Inequality creates feelings of financial fragility.
In our research with Common Cents Lab, part of the Center for Advanced Hindsight at Duke University, those who are worried they might miss mortgage payments are worried specifically about encountering a financial shock or unexpected expense. Further, those who worry about their mortgages also have job insecurity, health complications, and/or low income.
It makes sense to worry: a missed payment isn’t just a missed payment, it’s the first snowflake in a snowball of fees and financial consequences: Miss a payment, get a late fee. Overdraft, pay an overdraft fee.
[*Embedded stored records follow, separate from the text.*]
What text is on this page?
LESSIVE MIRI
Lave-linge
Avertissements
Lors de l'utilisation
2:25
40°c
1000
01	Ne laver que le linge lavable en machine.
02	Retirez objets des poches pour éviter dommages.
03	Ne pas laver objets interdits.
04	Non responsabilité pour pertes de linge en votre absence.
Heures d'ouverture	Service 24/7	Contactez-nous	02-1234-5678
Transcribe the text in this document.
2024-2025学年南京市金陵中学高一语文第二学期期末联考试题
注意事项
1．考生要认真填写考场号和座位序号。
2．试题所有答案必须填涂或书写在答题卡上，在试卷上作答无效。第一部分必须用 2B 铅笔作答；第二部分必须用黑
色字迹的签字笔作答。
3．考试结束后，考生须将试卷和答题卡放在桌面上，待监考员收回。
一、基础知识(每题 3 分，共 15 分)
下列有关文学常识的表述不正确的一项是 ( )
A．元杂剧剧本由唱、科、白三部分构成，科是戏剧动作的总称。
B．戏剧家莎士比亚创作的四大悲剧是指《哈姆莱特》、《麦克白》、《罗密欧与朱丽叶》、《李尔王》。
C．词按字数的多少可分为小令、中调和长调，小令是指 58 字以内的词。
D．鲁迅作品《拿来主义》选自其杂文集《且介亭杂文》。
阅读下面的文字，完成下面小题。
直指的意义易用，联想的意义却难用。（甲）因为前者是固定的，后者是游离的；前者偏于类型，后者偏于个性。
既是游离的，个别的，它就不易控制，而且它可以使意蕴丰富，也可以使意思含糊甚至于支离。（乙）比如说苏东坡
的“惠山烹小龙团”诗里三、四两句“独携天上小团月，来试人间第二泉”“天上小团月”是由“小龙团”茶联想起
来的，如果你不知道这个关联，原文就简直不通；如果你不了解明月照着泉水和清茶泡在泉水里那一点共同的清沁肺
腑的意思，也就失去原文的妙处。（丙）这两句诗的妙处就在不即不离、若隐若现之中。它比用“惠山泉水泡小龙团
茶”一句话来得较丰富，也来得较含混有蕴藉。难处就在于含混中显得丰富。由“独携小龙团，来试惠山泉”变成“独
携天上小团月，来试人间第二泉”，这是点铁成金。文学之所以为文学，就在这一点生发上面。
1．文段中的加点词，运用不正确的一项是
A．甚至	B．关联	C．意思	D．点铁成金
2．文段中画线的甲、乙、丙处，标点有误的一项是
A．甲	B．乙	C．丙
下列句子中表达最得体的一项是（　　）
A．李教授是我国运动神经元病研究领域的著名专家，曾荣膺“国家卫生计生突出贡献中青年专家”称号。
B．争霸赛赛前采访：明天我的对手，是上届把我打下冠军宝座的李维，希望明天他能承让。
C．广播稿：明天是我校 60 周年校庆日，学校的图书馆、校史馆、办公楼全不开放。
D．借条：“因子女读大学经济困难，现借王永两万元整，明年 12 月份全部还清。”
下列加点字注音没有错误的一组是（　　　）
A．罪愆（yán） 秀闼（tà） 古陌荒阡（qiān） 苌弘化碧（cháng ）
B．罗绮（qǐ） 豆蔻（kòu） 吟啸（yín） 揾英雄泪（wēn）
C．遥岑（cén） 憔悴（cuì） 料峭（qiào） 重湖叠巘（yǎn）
Take out a loan from the only available lender, owe predatory interest. Foreclosed or evicted, then add the expense of temporary housing and moving. Not to mention the long-term costs of having weak or thin credit: higher interest rates, limited access to safe and affordable housing… Unfortunately, the list goes on.
Save up, worry less doesn't cut it.
Popular financial advice encourages saving six to eight months of income to buffer financial emergencies. However popular the advice is, people aren’t achieving the goal. In Pew’s 2015 Survey of American Family Finances, median households with incomes less than $25,000 have saved only six days worth of income, not six months.
Trying to save six months of income is so near impossible it’s disheartening. As we all well know, an unachievable goal is counterproductive; it’s discouraging, not encouraging.
It’s also a gating mechanism. If your first goal is to buffer yourself against financial emergencies by saving six months of income, and are attempting to do that, but are only three percent of the way to that goal, every other goal is put out of reach. Buy a house? Invest in a business? Put your money into a higher-return vehicle? That’s all out of the question.
Access to capital can change the wealth trajectory for generations.
In the world of credit, capacity is the percentage of revolving debts to gross income — in other words, how much financial cushion you have. Since most financial shocks are small dollar, access to a modest amount of additional capacity would give households the assurance that when a financial shock hits, they’ll be able to weather it. Currently, this is an assurance and a hope less than half of U.S. households know. Instead of repeatedly getting knocked back by the inevitable financial hits as they struggle to save, they can build for the future.
Sawa has an opportunity to serve as everyone’s well-stocked emergency fund and a community that’s like friends and family to turn to when financial shocks inevitably arise.
“That is, of total wealth of land, buildings, business assets, and industrial and financial wealth of all kinds, net of debt.” Thomas Piketty, A Brief History of Equality, trans. Steven Rendall (Cambridge: Harvard University Press, 2022), 32.